# BORED VIZSLA



## TRACELL (Feb 10, 2014)

My dog is 5 this month; the worst part is the guilt I feel when he has that bored look on his face. He gets his daily activity; chews on peanut butter filled kong a few times a week; gets an occasional bully stick and/or bone. Any other ideas how to entertain him without having to take him for more exercise or to play with other dogs?


----------



## KB87 (Jan 30, 2012)

The find it game- hide treats throughout a room or the house, then let your dog go find them.

Puzzle toys- buy a few different toys that make your dog work to understand the toy and get the treat out over time. I like the Kong genius toys. If your dog masters one toy you can connect another to it so it becomes more difficult.

Food dispenser- buy a food dispensing toy to make food time longer and more exciting. My boy loves the Kong Wobbler. It has a hole in one side so the dog has to bat at it and have it turn the right way to dispense food. It makes my boy eat slower and makes feeding take way longer. Instead of 5 minutes to eat, it's more like a half hour.

General training- find a new trick or behavior you want to teach your dog. Training is the #1 way to tire your dog out without exercise.

Play the "wild card" game- something our trainer told us about is to randomly pick 3 behaviors to have your dog do. Everyday write them on a dry erase board or piece of paper and put it on your fridge/other frequently visited area.
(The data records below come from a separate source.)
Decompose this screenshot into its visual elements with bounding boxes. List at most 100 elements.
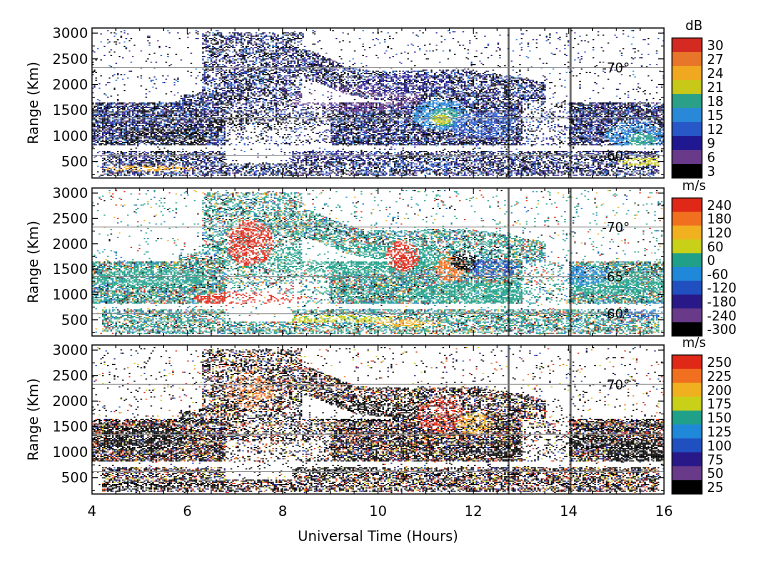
echo-cell	[239, 75, 241, 76]
echo-cell	[194, 166, 196, 167]
echo-cell	[227, 173, 229, 174]
echo-cell	[115, 137, 117, 138]
echo-cell	[139, 165, 141, 166]
echo-cell	[199, 137, 201, 138]
echo-cell	[264, 52, 266, 53]
echo-cell	[257, 88, 259, 89]
echo-cell	[95, 116, 97, 117]
echo-cell	[185, 126, 187, 127]
echo-cell	[219, 70, 221, 71]
echo-cell	[246, 78, 248, 79]
echo-cell	[187, 144, 189, 145]
echo-cell	[190, 75, 192, 76]
echo-cell	[127, 107, 129, 108]
echo-cell	[232, 106, 234, 107]
echo-cell	[182, 167, 184, 168]
echo-cell	[144, 161, 146, 162]
echo-cell	[221, 35, 223, 36]
echo-cell	[204, 78, 206, 79]
echo-cell	[202, 52, 204, 53]
echo-cell	[246, 72, 248, 73]
echo-cell	[259, 163, 261, 164]
echo-cell	[244, 35, 246, 36]
echo-cell	[259, 55, 261, 56]
echo-cell	[192, 143, 194, 144]
echo-cell	[165, 46, 167, 47]
echo-cell	[127, 111, 129, 112]
echo-cell	[209, 95, 211, 96]
echo-cell	[160, 102, 162, 103]
echo-cell	[122, 114, 124, 115]
echo-cell	[107, 165, 109, 166]
echo-cell	[262, 169, 264, 170]
echo-cell	[117, 116, 119, 117]
echo-cell	[237, 58, 239, 59]
echo-cell	[254, 47, 256, 48]
echo-cell	[102, 134, 104, 135]
echo-cell	[107, 110, 109, 111]
echo-cell	[237, 113, 239, 114]
echo-cell	[164, 165, 166, 166]
echo-cell	[261, 131, 263, 132]
echo-cell	[222, 121, 224, 122]
echo-cell	[192, 116, 194, 117]
echo-cell	[216, 159, 218, 160]
echo-cell	[100, 111, 102, 112]
echo-cell	[167, 116, 169, 117]
echo-cell	[259, 101, 261, 102]
echo-cell	[114, 142, 116, 143]
echo-cell	[251, 70, 253, 71]
echo-cell	[221, 169, 223, 170]
echo-cell	[114, 124, 116, 125]
echo-cell	[212, 163, 214, 164]
echo-cell	[226, 55, 228, 56]
echo-cell	[209, 119, 211, 120]
echo-cell	[137, 174, 139, 175]
echo-cell	[241, 111, 243, 112]
echo-cell	[124, 144, 126, 145]
echo-cell	[159, 114, 161, 115]
echo-cell	[157, 125, 159, 126]
echo-cell	[187, 122, 189, 123]
echo-cell	[212, 79, 214, 80]
echo-cell	[164, 157, 166, 158]
echo-cell	[249, 98, 251, 99]
echo-cell	[212, 32, 214, 33]
echo-cell	[109, 142, 111, 143]
echo-cell	[97, 141, 99, 142]
echo-cell	[149, 45, 151, 46]
echo-cell	[149, 174, 151, 175]
echo-cell	[164, 168, 166, 169]
echo-cell	[200, 113, 202, 114]
echo-cell	[236, 98, 238, 99]
echo-cell	[219, 111, 221, 112]
echo-cell	[214, 133, 216, 134]
echo-cell	[182, 118, 184, 119]
echo-cell	[231, 73, 233, 74]
echo-cell	[130, 122, 132, 123]
echo-cell	[160, 165, 162, 166]
echo-cell	[137, 128, 139, 129]
echo-cell	[142, 160, 144, 161]
echo-cell	[132, 158, 134, 159]
echo-cell	[97, 132, 99, 133]
echo-cell	[229, 165, 231, 166]
echo-cell	[162, 159, 164, 160]
echo-cell	[124, 171, 126, 172]
echo-cell	[130, 106, 132, 107]
echo-cell	[164, 133, 166, 134]
echo-cell	[130, 110, 132, 111]
echo-cell	[100, 123, 102, 124]
echo-cell	[192, 119, 194, 120]
echo-cell	[180, 144, 182, 145]
echo-cell	[137, 113, 139, 114]
echo-cell	[150, 133, 152, 134]
echo-cell	[122, 135, 124, 136]
echo-cell	[244, 83, 246, 84]
echo-cell	[221, 104, 223, 105]
echo-cell	[264, 111, 266, 112]
echo-cell	[145, 124, 147, 125]
echo-cell	[244, 79, 246, 80]
echo-cell	[162, 113, 164, 114]
echo-cell	[129, 140, 131, 141]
Each time you pass by the list you have your dog do the behaviors. It keeps them on their toes and reinforces training since you pick something new daily.


----------



## TRACELL (Feb 10, 2014)

thank you!


----------



## tknafox2 (Apr 2, 2013)

Thanks to Crazy Cash, we discovered cardboard boxes... just be prepared to pick up some bits... 
I have spent many an hour sitting in the back yard watching Fergy box a box. It is harmless, Free and He Loves it!
They can sink their teeth into the cardboard, rip it to pieces, shake it, toss it, chase it... Best entertainment ever!!!


----------



## Lenalou (Nov 27, 2013)

Toby loves cardboard boxes, old margarine tubs, old milk bottles with some kibble thrown in and one fav is a couple of old socks stuffed one inside the other with some kibble and treats then tied in a knot. He'll chew and chew on it for ages, making a nice soggy mess!


----------